Florencia lo miraba en silencio. Había aprendido a leer los pensamientos de su amigo a partir de los gestos. Ella conocía las verdaderas intenciones del pariente de su padre y, de manera impiadosa, jugaba con las mismas intentando caminar por sobre las aguas. Estaba decidida a conocer mundo, recorrer las viejas capitales europeas y beber de los mejores licores. A pesar de la diferencia de edad que tenía con Francis, el mecenas de la cultura podría representar una buena alternativa en pos de precipitar sus planes. Sin embargo, estaba allí Pablo, Pablito,el tierno muchacho a merced de un mundo que se complacía con fustigar a los débiles, perrito faldero acostumbrado a buscar protección con la amiga de la infancia.

Otra vez sintió la necesidad de obrar en consecuencia. La proximidad del joven poeta precipitaba aquel misterioso instinto maternal.
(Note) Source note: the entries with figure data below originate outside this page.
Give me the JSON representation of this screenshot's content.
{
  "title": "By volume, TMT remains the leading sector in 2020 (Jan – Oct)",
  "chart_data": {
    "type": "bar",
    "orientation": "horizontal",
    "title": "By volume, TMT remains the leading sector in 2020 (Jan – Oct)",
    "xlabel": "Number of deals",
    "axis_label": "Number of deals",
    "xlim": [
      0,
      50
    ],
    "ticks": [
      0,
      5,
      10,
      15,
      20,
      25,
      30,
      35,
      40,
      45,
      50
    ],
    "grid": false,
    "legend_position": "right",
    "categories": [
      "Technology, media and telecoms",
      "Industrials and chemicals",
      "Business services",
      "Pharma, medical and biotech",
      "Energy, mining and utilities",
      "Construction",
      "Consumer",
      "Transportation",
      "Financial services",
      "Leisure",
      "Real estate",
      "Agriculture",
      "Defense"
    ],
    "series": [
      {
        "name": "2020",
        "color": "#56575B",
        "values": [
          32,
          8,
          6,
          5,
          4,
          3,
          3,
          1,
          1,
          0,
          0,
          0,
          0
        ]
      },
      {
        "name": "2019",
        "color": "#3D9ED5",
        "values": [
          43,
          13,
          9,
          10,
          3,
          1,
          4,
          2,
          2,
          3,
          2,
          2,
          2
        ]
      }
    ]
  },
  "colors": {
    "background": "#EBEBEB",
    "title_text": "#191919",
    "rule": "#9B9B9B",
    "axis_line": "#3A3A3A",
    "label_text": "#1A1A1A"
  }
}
—Ven. Vamos a caminar —dijo, tomándolo de la mano.

El contacto con esa piel suave y a la vez cálida cambió el clima depresivo en el muchacho. Transitaron en silencio los alrededores del jardín. Algunos de los invitados comenzaban a sucumbir bajo los efectos del buen champagne. Las parejas se extraviaban en la espesura del bosque buscando algún cómodo lugar bajo el cielo estrellado.

A escondidas, Florencia y Pablo bebieron suficiente vino dulce como para desinhibirse también lo suficiente. Los ojos de la muchacha brillaban de manera extraordinaria. Casi a los empujones obligó a su amigo a penetrar en los territorios del bosquecito. Ninguno de los progenitores estaba ocupado en controlar sus acciones. Después de todo, ella sentía que algo le debía al poeta y no pretendía ser injusta con su perrito faldero.